Afrique du Sud: une publicité pour un whisky accusée d’exploiter l’histoire de la lutte contre l’apartheid

En Afrique du Sud, une publicité pour un whisky, associée à la marche historique des femmes contre l’apartheid de 1956, provoque la colère des familles des figures qu’elle met en scène.

Par Nadia Bouchenni avec AFP

Le mois dernier, la marque Glenlivet lançait une campagne de publicité pour son whisky. Elle mettait en scène une actrice sud-africaine, Dineo Moeketsi Langa, observant les portraits de cinq figures de la lutte pour la liberté en Afrique du Sud, parmi lesquelles Winnie Madikizela-Mandela, l’ex-épouse de l’icône antiapartheid Nelson Mandela. Elle établissait un lien entre Sophia Williams-De Bruyn, une manifestante âgée de 18 ans lors de la marche de 1956, et la maturation de 18 ans du whisky.

Tourné en noir et blanc, le clip publicitaire veut associer le whisky en question à un épisode célèbre de l’histoire contemporaine de l’Afrique du Sud. Le 9 août 1956, quelque 20.000 femmes avaient marché jusqu’au siège du gouvernement, à Pretoria, pour protester contre l’obligation faite aux populations noires de porter un livret de circulation restreignant leurs lieux de résidence, de travail et de déplacement. Elles voulaient remettre une pétition rassemblant des milliers de signatures. 

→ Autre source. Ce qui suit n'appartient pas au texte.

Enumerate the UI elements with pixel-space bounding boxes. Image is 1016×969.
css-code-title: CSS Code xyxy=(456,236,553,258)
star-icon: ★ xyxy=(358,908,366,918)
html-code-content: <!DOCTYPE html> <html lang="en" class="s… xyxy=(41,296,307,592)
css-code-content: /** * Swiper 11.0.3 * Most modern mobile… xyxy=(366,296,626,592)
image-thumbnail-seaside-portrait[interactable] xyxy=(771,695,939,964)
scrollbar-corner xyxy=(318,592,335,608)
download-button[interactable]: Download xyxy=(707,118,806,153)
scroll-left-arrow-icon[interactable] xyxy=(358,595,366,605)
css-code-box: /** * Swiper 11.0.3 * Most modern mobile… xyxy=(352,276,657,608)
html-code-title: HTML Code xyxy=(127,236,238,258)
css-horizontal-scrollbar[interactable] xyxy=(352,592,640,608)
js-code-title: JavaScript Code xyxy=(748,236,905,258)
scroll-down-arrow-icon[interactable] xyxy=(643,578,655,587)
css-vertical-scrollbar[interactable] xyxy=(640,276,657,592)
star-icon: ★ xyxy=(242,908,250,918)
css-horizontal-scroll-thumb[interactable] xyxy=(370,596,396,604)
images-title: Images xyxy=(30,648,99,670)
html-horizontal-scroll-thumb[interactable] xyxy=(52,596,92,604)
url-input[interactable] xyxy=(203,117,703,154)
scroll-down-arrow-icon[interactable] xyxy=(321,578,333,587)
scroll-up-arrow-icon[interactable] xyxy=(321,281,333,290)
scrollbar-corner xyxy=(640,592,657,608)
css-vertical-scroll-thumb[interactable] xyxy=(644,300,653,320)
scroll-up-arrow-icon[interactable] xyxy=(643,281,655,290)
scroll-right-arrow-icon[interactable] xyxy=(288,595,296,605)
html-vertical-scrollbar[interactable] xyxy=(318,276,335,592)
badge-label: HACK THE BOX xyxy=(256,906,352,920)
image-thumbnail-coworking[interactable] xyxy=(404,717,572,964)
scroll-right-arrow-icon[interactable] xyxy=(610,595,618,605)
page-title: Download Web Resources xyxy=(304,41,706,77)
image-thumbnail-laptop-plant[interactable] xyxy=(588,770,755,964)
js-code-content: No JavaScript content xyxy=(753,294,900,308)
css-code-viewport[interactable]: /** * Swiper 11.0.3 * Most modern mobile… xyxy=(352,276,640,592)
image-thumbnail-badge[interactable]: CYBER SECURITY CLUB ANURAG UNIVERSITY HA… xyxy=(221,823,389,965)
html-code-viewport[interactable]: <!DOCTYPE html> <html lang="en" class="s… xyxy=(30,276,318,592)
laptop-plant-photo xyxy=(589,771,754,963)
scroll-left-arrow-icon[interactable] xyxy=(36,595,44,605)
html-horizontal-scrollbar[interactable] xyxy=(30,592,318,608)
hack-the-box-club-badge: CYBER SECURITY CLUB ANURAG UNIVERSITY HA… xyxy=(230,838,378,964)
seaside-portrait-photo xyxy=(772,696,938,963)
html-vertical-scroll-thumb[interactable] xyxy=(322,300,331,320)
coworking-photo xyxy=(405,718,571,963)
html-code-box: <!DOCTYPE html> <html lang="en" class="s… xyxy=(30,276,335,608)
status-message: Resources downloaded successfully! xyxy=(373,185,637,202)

Cette mobilisation a constitué l’une des plus importantes manifestations jamais organisées contre le régime de l’apartheid, qui a pris fin avec les premières élections multiraciales de 1994.Lire la vidéo

Une histoire « payée par le sang »

Les familles des figures représentées dans la publicité ont dénoncé mercredi 2 septembre l’utilisation de cette histoire comme argument marketing, selon Africa Radio. Elles ont affirmé que le courage, les souffrances et les sacrifices de leurs proches avaient été « exploités à des fins commerciales »« Notre histoire a été payée par du sang, des séparations et d’immenses souffrances », ont-elles déclaré dans un communiqué conjoint.

Mais c’est aussi l’association de l’alcool à cet héritage qui a choqué les familles. Cette démarche serait particulièrement insensible, compte tenu de l’histoire « profondément douloureuse » liée à l’alcool au sein des communautés noires sud-africaines, notamment son utilisation comme outil d’exploitation et de contrôle sous le colonialisme et l’apartheid. 

Dans une tribune publiée dans le journal sud-africain Daily Maverick, l’historienne et écrivain Athambile Masola, maîtresse de conférence à l’université du Cap, déplore qu’« une campagne publicitaire pour un whisky, qui a utilisé la Marche des femmes de 1956 et la voix de Winnie Madikizela-Mandela pour vendre de l’alcool, a banalisé l’histoire de la lutte contre l’apartheid au nom du consumérisme ». Et de poursuivre : « l’idée de porter un toast en l’honneur des femmes du passé, tout en se remémorant leur histoire, en occulte la portée et la douleur. »

Quant à l’ancienne manifestante, aujourd’hui âgée de 88 ans, a de son côté déclaré n’avoir jamais autorisé l’utilisation de son image ou de son héritage.

Retrait et excuses

Glenlivet, marque appartenant au groupe français de vins et spiritueux Pernod Ricard, a depuis retiré la publicité de ses réseaux sociaux et présenté des excuses. Le groupe a annoncé qu’il « enquêtait sur la manière dont cette publication a été conçue ».

Les familles ont toutefois estimé que le retrait de la publicité n’effaçait pas le préjudice causé. Elles ont appelé la direction mondiale de Pernod Ricard à dialoguer avec elles.